Meeting the Challenge
DataArt was chosen as a trusted development partner with a strong experience in building Big Data and IoT based solutions.
The main problems were the huge amount of data, the complicated layer structure and a wide array of file formats. Therefore, the DataArt team decided to train a classifier using a model in which the parameters were words from a test sample with a value equal to the number of keywords in the text.
As a training model our team used a pruned decision tree from the WEKA library. For a quick search of suspected error locations, the IoT team wrote an Apache Spark Streaming job, which «listens» to the stream of log messages, processes them, and performs a real-time NLP-analysis of each log file. If an error has occurred, the end user receives an alert with a description of the potential problem.

Business Benefits
The DataArt team developed an intricate solution, which was aimed at predicting potential failures as quickly as possible, basically as they occur. Therefore, it provides our client much more time to fix issues.
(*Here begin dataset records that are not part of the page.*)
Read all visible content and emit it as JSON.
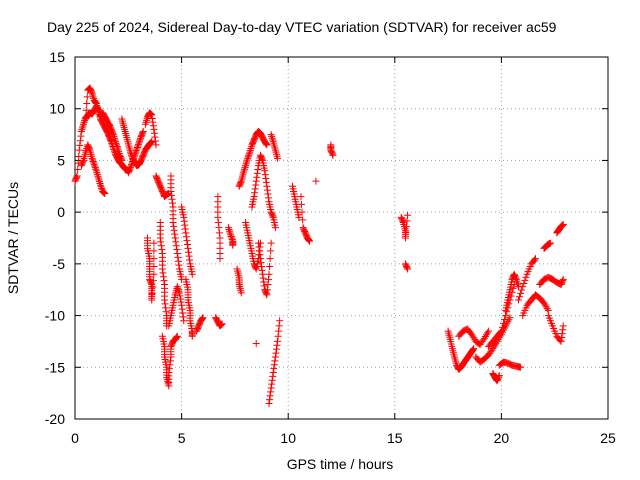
{
  "chart_data": {
    "type": "scatter",
    "title": "Day 225 of 2024, Sidereal Day-to-day VTEC variation (SDTVAR) for receiver ac59",
    "xlabel": "GPS time / hours",
    "ylabel": "SDTVAR / TECUs",
    "xlim": [
      0,
      25
    ],
    "ylim": [
      -20,
      15
    ],
    "xticks": [
      "0",
      "5",
      "10",
      "15",
      "20",
      "25"
    ],
    "yticks": [
      "-20",
      "-15",
      "-10",
      "-5",
      "0",
      "5",
      "10",
      "15"
    ],
    "grid": true,
    "marker": "+",
    "color": "#ff0000",
    "series": [
      {
        "name": "SDTVAR",
        "segments": [
          {
            "x": [
              0.0,
              0.1,
              0.2,
              0.3,
              0.4,
              0.5,
              0.6,
              0.7,
              0.8,
              0.9,
              1.0,
              1.1,
              1.2,
              1.3,
              1.4,
              1.5,
              1.6,
              1.7,
              1.8,
              1.9,
              2.0,
              2.1,
              2.2,
              2.3,
              2.4,
              2.5
            ],
            "y": [
              3.0,
              3.5,
              6.0,
              7.8,
              8.5,
              9.2,
              11.8,
              12.0,
              11.5,
              10.8,
              10.5,
              9.8,
              9.0,
              8.6,
              8.2,
              7.8,
              7.3,
              6.8,
              6.2,
              5.6,
              5.2,
              4.8,
              4.6,
              4.3,
              4.1,
              4.0
            ]
          },
          {
            "x": [
              0.3,
              0.4,
              0.5,
              0.6,
              0.7,
              0.8,
              0.9,
              1.0,
              1.1,
              1.2,
              1.3,
              1.4
            ],
            "y": [
              4.5,
              5.0,
              5.8,
              6.5,
              6.0,
              5.2,
              4.6,
              4.0,
              3.3,
              2.6,
              2.0,
              1.8
            ]
          },
          {
            "x": [
              0.5,
              0.6,
              0.7,
              0.8,
              0.9,
              1.0,
              1.1,
              1.2,
              1.3,
              1.4,
              1.5,
              1.6
            ],
            "y": [
              9.0,
              9.4,
              9.6,
              9.5,
              9.8,
              10.2,
              9.9,
              9.3,
              9.6,
              9.2,
              8.8,
              8.4
            ]
          },
          {
            "x": [
              1.6,
              1.7,
              1.8,
              1.9,
              2.0,
              2.1,
              2.2
            ],
            "y": [
              8.5,
              8.0,
              7.5,
              6.8,
              6.2,
              5.5,
              5.0
            ]
          },
          {
            "x": [
              2.2,
              2.3,
              2.4,
              2.5,
              2.6,
              2.7,
              2.8,
              2.9,
              3.0,
              3.1,
              3.2,
              3.3,
              3.4,
              3.5,
              3.6
            ],
            "y": [
              9.0,
              8.2,
              7.4,
              6.6,
              5.8,
              5.2,
              4.8,
              4.5,
              4.6,
              5.0,
              5.5,
              6.0,
              6.3,
              6.6,
              6.8
            ]
          },
          {
            "x": [
              2.5,
              2.6,
              2.7,
              2.8,
              2.9,
              3.0,
              3.1,
              3.2
            ],
            "y": [
              3.8,
              4.3,
              4.9,
              5.5,
              6.1,
              6.7,
              7.3,
              7.8
            ]
          },
          {
            "x": [
              3.3,
              3.4,
              3.5,
              3.6,
              3.7,
              3.8
            ],
            "y": [
              8.5,
              9.2,
              9.6,
              9.4,
              8.0,
              6.5
            ]
          },
          {
            "x": [
              3.4,
              3.4,
              3.5,
              3.5,
              3.5,
              3.6,
              3.6,
              3.6,
              3.7,
              3.7
            ],
            "y": [
              -2.5,
              -3.5,
              -4.5,
              -5.5,
              -6.5,
              -7.0,
              -7.8,
              -8.5,
              -6.0,
              -3.0
            ]
          },
          {
            "x": [
              3.8,
              3.9,
              4.0,
              4.1,
              4.2,
              4.3,
              4.4
            ],
            "y": [
              3.5,
              3.0,
              2.5,
              2.0,
              1.5,
              1.7,
              1.8
            ]
          },
          {
            "x": [
              4.0,
              4.0,
              4.1,
              4.1,
              4.2,
              4.2,
              4.3,
              4.3
            ],
            "y": [
              -1.0,
              -2.5,
              -4.0,
              -5.5,
              -7.0,
              -8.5,
              -10.0,
              -11.0
            ]
          },
          {
            "x": [
              4.1,
              4.2,
              4.2,
              4.3,
              4.3,
              4.4,
              4.4,
              4.5,
              4.5,
              4.6,
              4.7,
              4.8
            ],
            "y": [
              -12.0,
              -13.0,
              -14.0,
              -15.0,
              -16.0,
              -16.8,
              -15.5,
              -14.0,
              -13.0,
              -12.5,
              -12.3,
              -12.0
            ]
          },
          {
            "x": [
              4.4,
              4.5,
              4.6,
              4.7,
              4.8,
              4.9,
              5.0,
              5.1
            ],
            "y": [
              -11.0,
              -10.0,
              -9.0,
              -8.0,
              -7.2,
              -7.8,
              -9.0,
              -10.5
            ]
          },
          {
            "x": [
              4.5,
              4.5,
              4.6,
              4.6,
              4.7,
              4.8,
              4.9,
              5.0
            ],
            "y": [
              3.5,
              2.0,
              0.5,
              -1.0,
              -2.5,
              -4.0,
              -5.5,
              -6.5
            ]
          },
          {
            "x": [
              5.0,
              5.1,
              5.2,
              5.3,
              5.4,
              5.5
            ],
            "y": [
              0.5,
              -0.5,
              -2.0,
              -3.5,
              -5.0,
              -6.0
            ]
          },
          {
            "x": [
              5.2,
              5.3,
              5.3,
              5.4,
              5.4,
              5.5,
              5.5
            ],
            "y": [
              -6.5,
              -7.5,
              -8.5,
              -9.5,
              -10.5,
              -11.5,
              -12.0
            ]
          },
          {
            "x": [
              5.7,
              5.8,
              5.9,
              6.0
            ],
            "y": [
              -11.5,
              -11.0,
              -10.5,
              -10.2
            ]
          },
          {
            "x": [
              6.6,
              6.7,
              6.8,
              6.9
            ],
            "y": [
              -10.2,
              -10.6,
              -11.0,
              -10.8
            ]
          },
          {
            "x": [
              6.7,
              6.7,
              6.8,
              6.8
            ],
            "y": [
              1.5,
              -0.5,
              -2.5,
              -4.5
            ]
          },
          {
            "x": [
              7.2,
              7.3,
              7.4,
              7.4
            ],
            "y": [
              -1.5,
              -2.2,
              -2.8,
              -3.2
            ]
          },
          {
            "x": [
              7.6,
              7.7,
              7.7,
              7.8
            ],
            "y": [
              -5.5,
              -6.3,
              -7.0,
              -7.8
            ]
          },
          {
            "x": [
              7.7,
              7.8,
              7.9,
              8.0,
              8.1,
              8.2,
              8.3,
              8.4,
              8.5,
              8.6,
              8.7,
              8.8,
              8.9,
              9.0
            ],
            "y": [
              2.5,
              3.0,
              3.8,
              4.5,
              5.2,
              5.8,
              6.5,
              7.0,
              7.5,
              7.8,
              7.6,
              7.2,
              6.8,
              6.5
            ]
          },
          {
            "x": [
              8.0,
              8.1,
              8.2,
              8.3,
              8.4,
              8.5,
              8.6,
              8.7
            ],
            "y": [
              -1.0,
              -2.0,
              -3.0,
              -4.0,
              -5.0,
              -5.5,
              -4.5,
              -3.0
            ]
          },
          {
            "x": [
              8.3,
              8.4,
              8.5,
              8.6,
              8.7,
              8.8,
              8.9,
              9.0,
              9.1,
              9.2,
              9.3,
              9.4
            ],
            "y": [
              0.5,
              1.5,
              3.0,
              4.5,
              5.5,
              5.0,
              4.0,
              2.5,
              1.0,
              0.0,
              -0.5,
              -1.5
            ]
          },
          {
            "x": [
              8.6,
              8.7,
              8.8,
              8.9,
              9.0,
              9.1,
              9.2
            ],
            "y": [
              -3.0,
              -4.5,
              -6.0,
              -7.5,
              -8.0,
              -6.0,
              -3.0
            ]
          },
          {
            "x": [
              9.2,
              9.3,
              9.4,
              9.5
            ],
            "y": [
              7.5,
              6.8,
              6.0,
              5.2
            ]
          },
          {
            "x": [
              8.5
            ],
            "y": [
              -12.7
            ]
          },
          {
            "x": [
              9.1,
              9.2,
              9.3,
              9.4,
              9.5,
              9.6
            ],
            "y": [
              -18.5,
              -17.0,
              -15.5,
              -14.0,
              -12.5,
              -10.5
            ]
          },
          {
            "x": [
              10.2,
              10.3,
              10.4,
              10.5
            ],
            "y": [
              2.5,
              1.5,
              0.5,
              -0.5
            ]
          },
          {
            "x": [
              10.6,
              10.7,
              10.8,
              10.9,
              11.0
            ],
            "y": [
              1.5,
              -1.5,
              -2.0,
              -2.5,
              -2.8
            ]
          },
          {
            "x": [
              11.3
            ],
            "y": [
              3.0
            ]
          },
          {
            "x": [
              12.0,
              12.0,
              12.1
            ],
            "y": [
              6.5,
              6.0,
              5.5
            ]
          },
          {
            "x": [
              15.3,
              15.4,
              15.5,
              15.5,
              15.6
            ],
            "y": [
              -0.5,
              -1.0,
              -1.8,
              -2.5,
              -0.3
            ]
          },
          {
            "x": [
              15.5,
              15.6
            ],
            "y": [
              -5.0,
              -5.5
            ]
          },
          {
            "x": [
              17.5,
              17.6,
              17.7,
              17.8,
              17.9,
              18.0,
              18.1,
              18.2,
              18.3,
              18.4,
              18.5,
              18.6,
              18.7
            ],
            "y": [
              -11.5,
              -12.3,
              -13.2,
              -14.0,
              -14.8,
              -15.2,
              -15.0,
              -14.7,
              -14.4,
              -14.1,
              -13.8,
              -13.5,
              -13.2
            ]
          },
          {
            "x": [
              18.0,
              18.2,
              18.4,
              18.6,
              18.8,
              19.0,
              19.2,
              19.4
            ],
            "y": [
              -12.0,
              -11.5,
              -11.3,
              -11.8,
              -12.5,
              -12.8,
              -12.2,
              -11.5
            ]
          },
          {
            "x": [
              18.8,
              19.0,
              19.2,
              19.4,
              19.6,
              19.8,
              20.0,
              20.2,
              20.4
            ],
            "y": [
              -14.0,
              -14.5,
              -14.2,
              -13.8,
              -13.2,
              -12.5,
              -11.8,
              -11.0,
              -10.2
            ]
          },
          {
            "x": [
              19.6,
              19.7,
              19.8,
              19.9
            ],
            "y": [
              -15.6,
              -16.0,
              -16.3,
              -15.8
            ]
          },
          {
            "x": [
              19.4,
              19.6,
              19.8,
              20.0,
              20.2,
              20.4,
              20.6
            ],
            "y": [
              -13.0,
              -12.5,
              -12.0,
              -11.5,
              -10.0,
              -8.5,
              -7.0
            ]
          },
          {
            "x": [
              19.9,
              20.1,
              20.3,
              20.5,
              20.7,
              20.9
            ],
            "y": [
              -14.8,
              -14.5,
              -14.6,
              -14.8,
              -14.9,
              -15.0
            ]
          },
          {
            "x": [
              20.2,
              20.3,
              20.4,
              20.5,
              20.6,
              20.7,
              20.8
            ],
            "y": [
              -9.5,
              -8.5,
              -7.5,
              -6.5,
              -6.0,
              -6.5,
              -7.2
            ]
          },
          {
            "x": [
              20.8,
              21.0,
              21.2,
              21.4,
              21.6
            ],
            "y": [
              -8.5,
              -7.2,
              -6.0,
              -5.0,
              -4.5
            ]
          },
          {
            "x": [
              21.0,
              21.2,
              21.4,
              21.6,
              21.8,
              22.0,
              22.2
            ],
            "y": [
              -10.0,
              -9.0,
              -8.5,
              -8.0,
              -8.3,
              -8.8,
              -9.5
            ]
          },
          {
            "x": [
              21.8,
              22.0,
              22.2,
              22.4,
              22.6,
              22.8,
              22.9
            ],
            "y": [
              -7.0,
              -6.5,
              -6.3,
              -6.5,
              -6.8,
              -7.0,
              -6.5
            ]
          },
          {
            "x": [
              22.0,
              22.1,
              22.2,
              22.3
            ],
            "y": [
              -3.5,
              -3.3,
              -3.1,
              -3.0
            ]
          },
          {
            "x": [
              22.2,
              22.4,
              22.6,
              22.8,
              22.9
            ],
            "y": [
              -10.0,
              -11.0,
              -12.0,
              -12.5,
              -11.0
            ]
          },
          {
            "x": [
              22.6,
              22.7,
              22.8,
              22.9
            ],
            "y": [
              -2.0,
              -1.7,
              -1.4,
              -1.2
            ]
          }
        ]
      }
    ]
  }
}
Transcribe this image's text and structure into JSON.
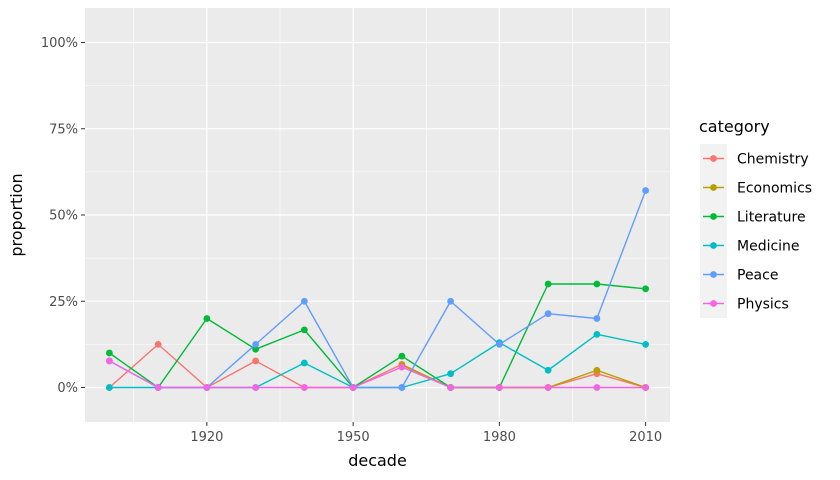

OpenStack technologies enable companies to be more innovative and develop business models faster. A simple cluster failure for a company that strongly depends on its infrastructure can turn out to be disastrous.
The PoC project demonstrates the possibility of using Machine Learning combined with OpenStack for monitoring purposes to save companies from experiencing unnecessary problems. More importantly, the PoC demonstrates that OpenStack can be used to address a wide range of issues with Machine Learning algorithms.